Nutka miała prawdziwe szczęście, jakaś Pani przejęła się jej historią i przygarnęła do swojego domu. Rzadko się to zdarza u nas psów. Koty, te to mają szczęście. Nawet starsze ludzie biorą. A my? Wielu ludzi boi się wziąć dorosłego psa, bo my mamy za sobą jakieś doświadczenia, jakichś poprzednich właścicieli. Nikt nie bierze pod uwagę tego, że równocześnie jesteśmy już przyuczeni, wiemy, że załatwiać się to tylko na spacerze. Jesteśmy jak to mówią ludzie, ułożeni. Żaden szczeniak nie jest w stanie od razu być taki jakimi my już jesteśmy. Oczywiście, nie narzekam na schronisko, jest tu ciepło i jedzenie mamy. Od czasu, do czasu przyjdzie wolontariusz, by się pobawić. Ale brakuje mi takiej osoby, która byłaby ze mną na stałe. Takiej, którą mógłbym pokochać…
Schronisko
Psy oczywiście nie mówią, lecz słuchając ich historii trudno mi było przekazać na sucho fakty odczytywane z ich akt. Gdy przyjechałem do schroniska robić materiał dotyczący świąt w tym ośrodku, dowiedziałem się, że dla pracowników i mieszkańców nic się nie zmienia. Świąteczne dni wyglądają dokładnie tak samo jak wszystkie inne. Pomyślałem więc, iż warto napisać o tych mieszkańcach, którzy spędzili tu tych świąt najwięcej. Dzięki uprzejmości Pani Małgosi Lamperskiej poznałem i postanowiłem przekazać Państwu historię Ziutka, Gucia i Figa. Pośrednio poznali też Państwo Nutkę oraz Rufika.

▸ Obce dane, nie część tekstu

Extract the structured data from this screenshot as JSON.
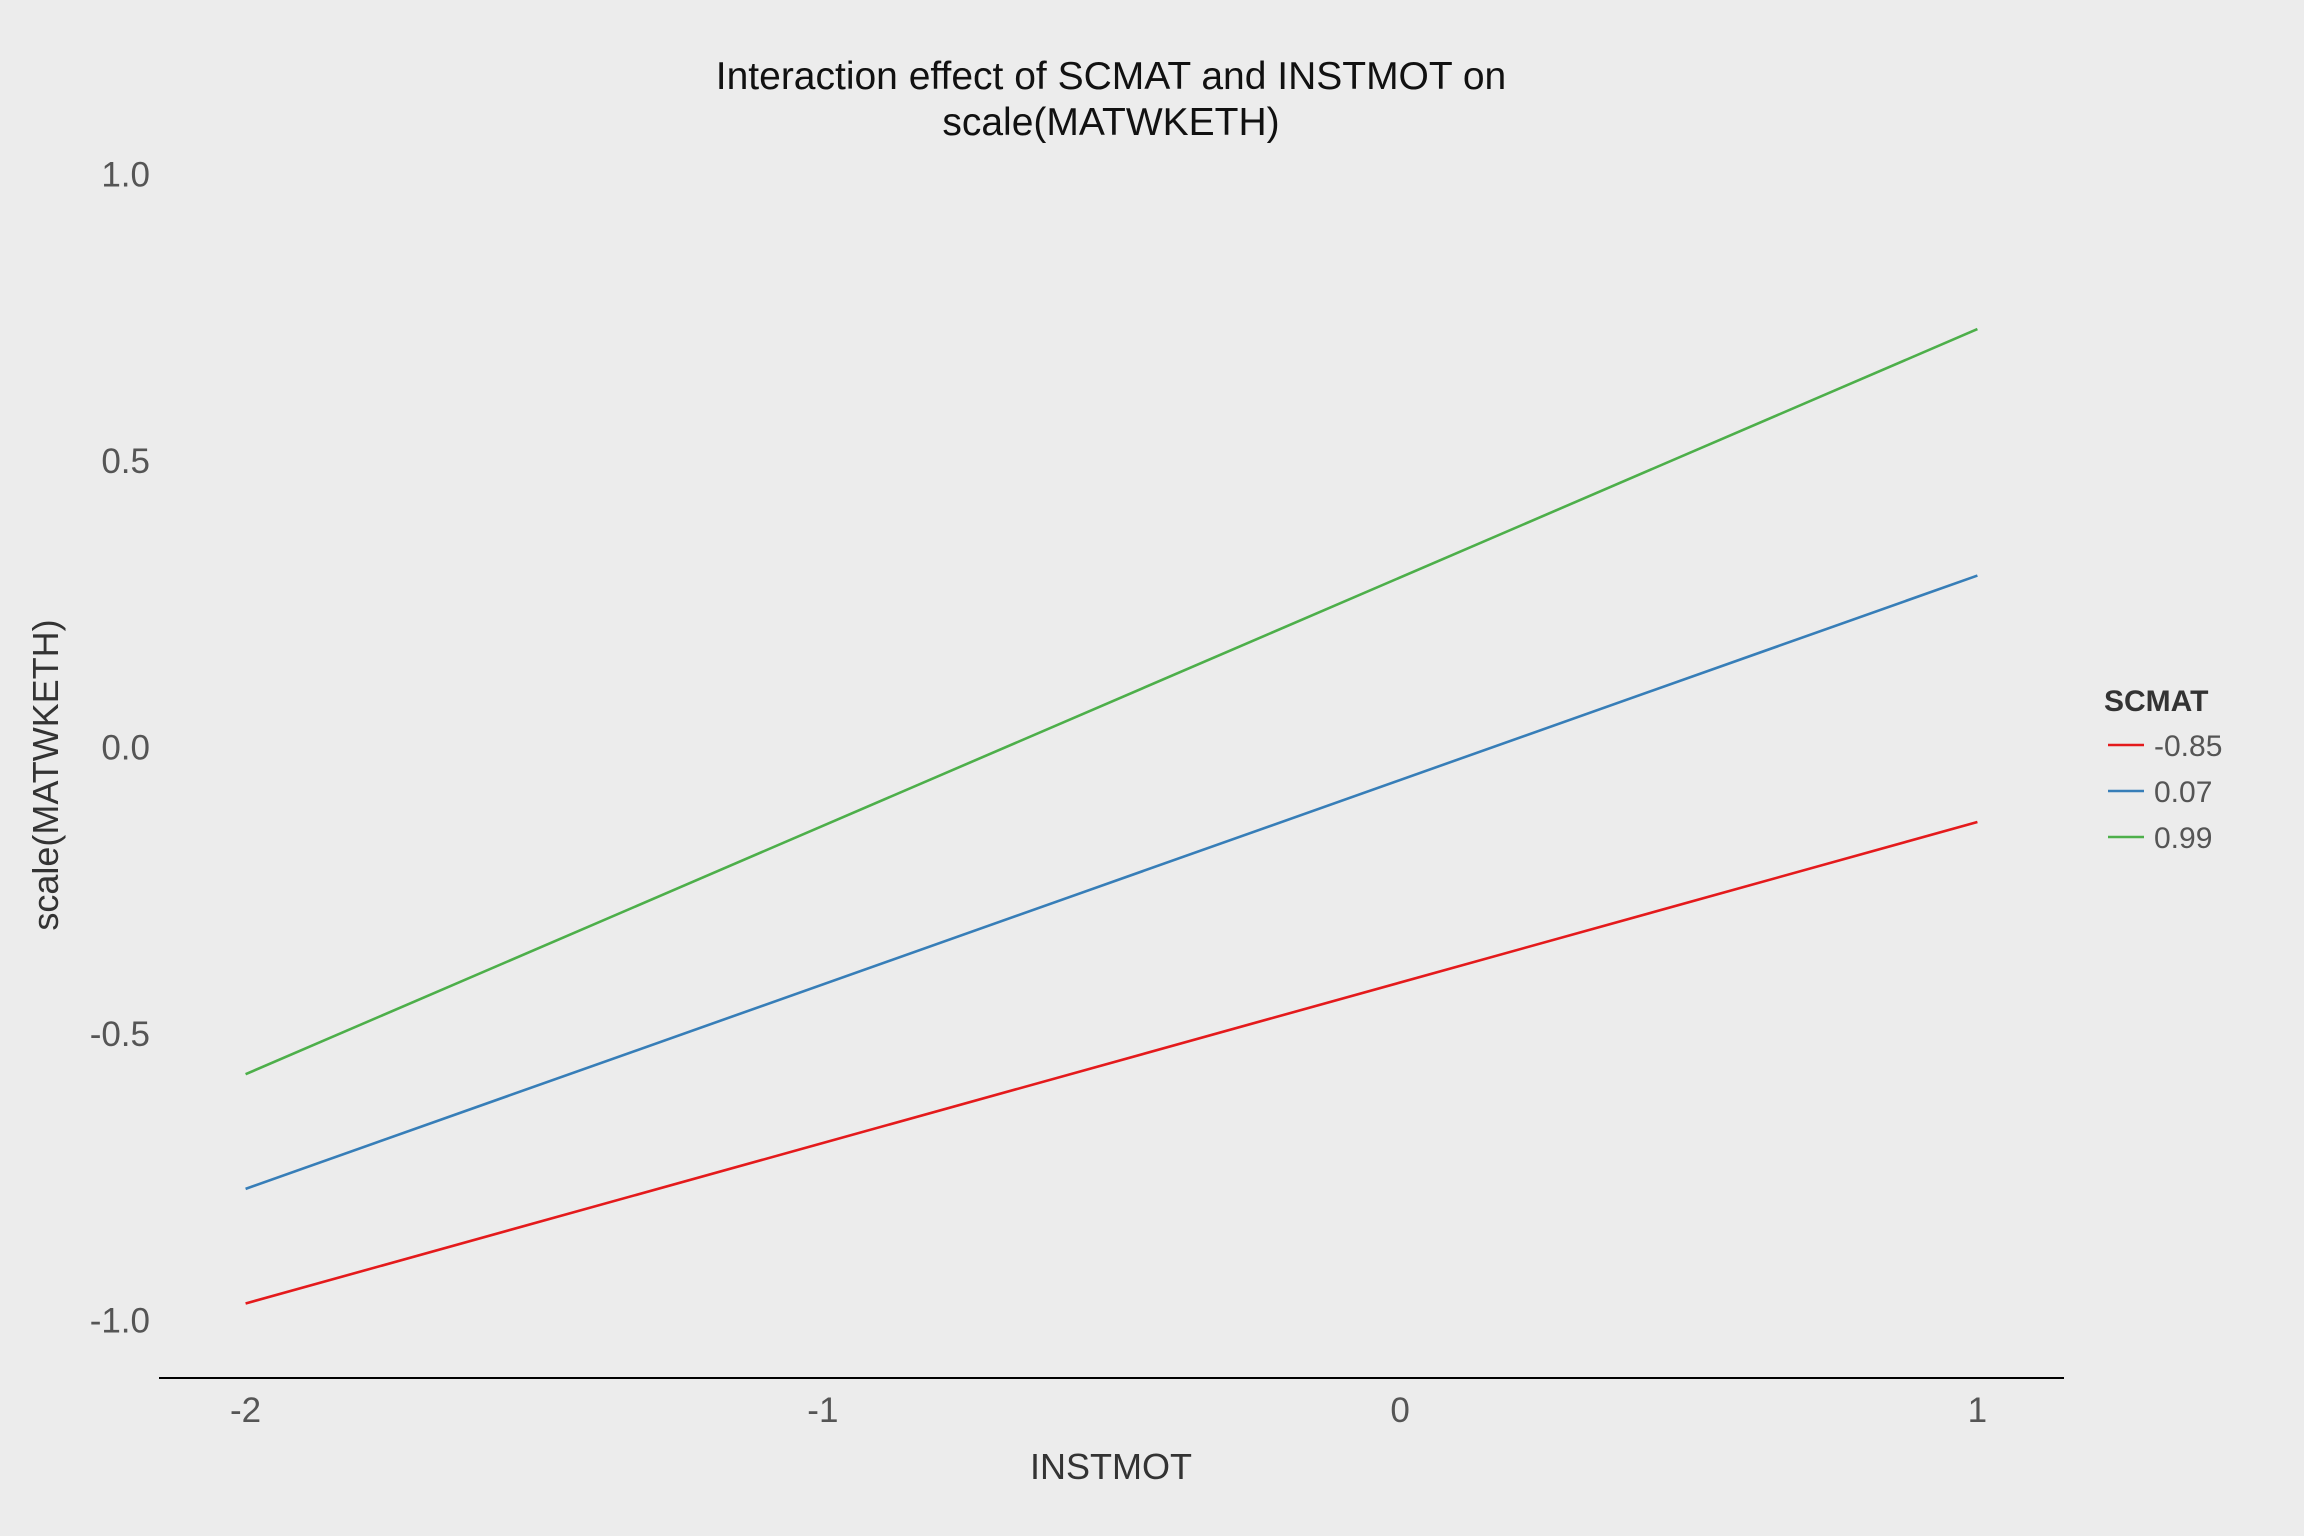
{
  "chart_data": {
    "type": "line",
    "title_line1": "Interaction effect of SCMAT and INSTMOT on",
    "title_line2": "scale(MATWKETH)",
    "xlabel": "INSTMOT",
    "ylabel": "scale(MATWKETH)",
    "x": [
      -2,
      1
    ],
    "xlim": [
      -2.15,
      1.15
    ],
    "ylim": [
      -1.1,
      1.1
    ],
    "x_ticks": [
      -2,
      -1,
      0,
      1
    ],
    "x_tick_labels": [
      "-2",
      "-1",
      "0",
      "1"
    ],
    "y_ticks": [
      -1.0,
      -0.5,
      0.0,
      0.5,
      1.0
    ],
    "y_tick_labels": [
      "-1.0",
      "-0.5",
      "0.0",
      "0.5",
      "1.0"
    ],
    "grid": false,
    "legend": {
      "title": "SCMAT",
      "placement": "right"
    },
    "series": [
      {
        "name": "-0.85",
        "color": "#e41a1c",
        "values": [
          -0.97,
          -0.13
        ]
      },
      {
        "name": "0.07",
        "color": "#377eb8",
        "values": [
          -0.77,
          0.3
        ]
      },
      {
        "name": "0.99",
        "color": "#4daf4a",
        "values": [
          -0.57,
          0.73
        ]
      }
    ]
  }
}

Nie chodzi w tym materiale o to, by znalazł się ktoś, kto z litości weźmie wszystkie psy. Gdy się słucha o tych wszystkich małych, wielkich tragediach, które spotkały podopiecznych poznańskiego schroniska chce się je wszystkie zabrać od razu. I ja miałem taką myśl, którą podzieliłem się z Panią Małgosią.
- Pan sam chciałby zabrać wszystkie psy ze schroniska? – spytała Lamperska – To zupełnie bez sensu, skończyłby Pan jak Violetta Villas. A i psy nie miałyby z tego żadnej przyjemności. Tu nie chodzi o litość. My nie chcemy, by ktoś się litował nad tymi psami. Chcemy, by przyszła osoba przekonana o tym, że chce psa, którym będzie potrafiła się zająć. Nie musi zabierać wszystkich. Może wziąć jednego. Na początku jako adopcja tymczasowa. Tym psom nie jest potrzebna litość, im jest potrzebny przyjaciel, który będzie je kochał. – usłyszałem.
Żeby adoptować jednego z bohaterów tego materiału wystarczy przyjechać do schroniska, wypełnić ankietę adopcyjną, porozmawiać z pracownikiem zajmującym się adopcją. Później poznacie Państwo historię wybranego przez was psa, jeśli na coś choruje, można skonsultować się z weterynarzem. Na końcu, jeśli wasze intencje są szczere, po podpisaniu umowy adopcyjnej i symbolicznej opłacie Ziutek, Gucio lub Figo mogliby znaleźć upragniony dom.